What do you think the average collateral bid would be? (I think it could easily be less than 500k BTS per witness on average, meaning 8 million BTS required to use voter apathy to gain a 16/31 majority vs. being required to purchase 322 million BTS in the current system + the cost of having to rapidly sell them post voting in your bad witnesses but prior to an attack.)
https://bitsharestalk.org/index.php/topic,18584.msg239122.html#msg239122Also the collateral the average prospective good witness has would stay fairly stable in $ terms over time, so as the BTS CAP increased, the cost of attacking BTS in % terms via collateral bid sytem would get cheaper and cheaper. (So the collateral bid system makes BTS security weaker the more valuable BTS becomes.)
The current system to me works similarly to how shareholders elect a board of directors. It's not easy to convince shareholders to vote in a majority of bad directors. (The directors usually have a reasonable amount of service/experience & well established reputations etc.)
Try to envision the quality of people BTS could attract when much larger & it becomes more of a statement to be a witness, pays much more, or both. As an unlikely extreme would you rather trust Max Keiser/Julian Assange as a witness or some random guy with 1 million BTS who got voted in through voter apathy? Reputation matters imo.
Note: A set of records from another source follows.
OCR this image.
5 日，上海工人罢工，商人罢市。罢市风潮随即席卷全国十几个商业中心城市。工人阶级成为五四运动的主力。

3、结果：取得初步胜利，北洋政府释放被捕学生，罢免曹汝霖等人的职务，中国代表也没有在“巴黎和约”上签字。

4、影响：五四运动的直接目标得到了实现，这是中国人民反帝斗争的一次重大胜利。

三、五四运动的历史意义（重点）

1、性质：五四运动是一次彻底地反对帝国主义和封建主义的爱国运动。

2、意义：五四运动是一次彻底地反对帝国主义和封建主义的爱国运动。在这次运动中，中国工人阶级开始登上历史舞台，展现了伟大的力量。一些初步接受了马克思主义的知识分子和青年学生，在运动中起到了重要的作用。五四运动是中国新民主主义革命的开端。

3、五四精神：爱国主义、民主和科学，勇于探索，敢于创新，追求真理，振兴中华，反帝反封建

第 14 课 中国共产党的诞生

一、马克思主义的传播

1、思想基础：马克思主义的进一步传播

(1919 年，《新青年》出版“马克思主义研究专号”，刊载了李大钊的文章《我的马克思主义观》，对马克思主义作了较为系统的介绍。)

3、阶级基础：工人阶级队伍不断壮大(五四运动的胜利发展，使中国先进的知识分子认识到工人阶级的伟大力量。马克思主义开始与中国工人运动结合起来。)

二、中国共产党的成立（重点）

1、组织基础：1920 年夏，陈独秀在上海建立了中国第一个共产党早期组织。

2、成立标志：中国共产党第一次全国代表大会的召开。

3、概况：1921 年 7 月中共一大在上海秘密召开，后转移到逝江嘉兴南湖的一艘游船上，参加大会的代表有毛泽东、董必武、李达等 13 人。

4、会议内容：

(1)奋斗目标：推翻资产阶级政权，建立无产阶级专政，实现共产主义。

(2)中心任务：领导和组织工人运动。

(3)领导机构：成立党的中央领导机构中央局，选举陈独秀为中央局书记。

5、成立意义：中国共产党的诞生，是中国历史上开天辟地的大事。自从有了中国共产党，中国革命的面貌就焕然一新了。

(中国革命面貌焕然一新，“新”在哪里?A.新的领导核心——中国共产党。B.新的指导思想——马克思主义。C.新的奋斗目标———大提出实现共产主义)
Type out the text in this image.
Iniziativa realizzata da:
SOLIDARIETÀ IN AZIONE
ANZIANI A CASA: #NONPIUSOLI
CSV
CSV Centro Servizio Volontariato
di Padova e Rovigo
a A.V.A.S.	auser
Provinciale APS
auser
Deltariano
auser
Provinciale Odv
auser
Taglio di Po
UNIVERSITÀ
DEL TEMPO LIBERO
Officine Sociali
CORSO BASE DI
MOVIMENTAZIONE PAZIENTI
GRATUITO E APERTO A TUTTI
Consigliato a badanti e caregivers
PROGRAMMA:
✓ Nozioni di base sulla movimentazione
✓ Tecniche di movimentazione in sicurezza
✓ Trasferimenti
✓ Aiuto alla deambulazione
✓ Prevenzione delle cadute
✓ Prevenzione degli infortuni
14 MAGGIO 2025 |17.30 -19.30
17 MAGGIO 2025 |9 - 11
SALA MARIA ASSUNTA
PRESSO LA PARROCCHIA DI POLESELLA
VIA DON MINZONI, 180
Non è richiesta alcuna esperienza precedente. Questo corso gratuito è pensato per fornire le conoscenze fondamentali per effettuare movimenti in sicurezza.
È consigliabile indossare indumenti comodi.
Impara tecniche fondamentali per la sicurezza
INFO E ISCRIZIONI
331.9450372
There is certainly an argument for having multiple communication channels that are difficult to shut down.
Edit: With regards to your concerns about voter apathy. I have them too. However we can see by looking at public companies
http://www.pwc.com/us/en/corporate-governance/publications/assets/pwc-proxypulse-april-2014.pdfThat they end up being owned by a fairly even mix of institutional and retail investors. Institutional investors vote with a majority of their shares, up to 90%, and retail investors only about 30%. This seems to still result in high voting numbers while giving smaller investors the ability to be less involved and yet have the blockchain still run smoothly.
I think with voting improvements, simplification & possibly a few incentives, hopefully we can achieve similar voting numbers long term as centralised companies which should be sufficient.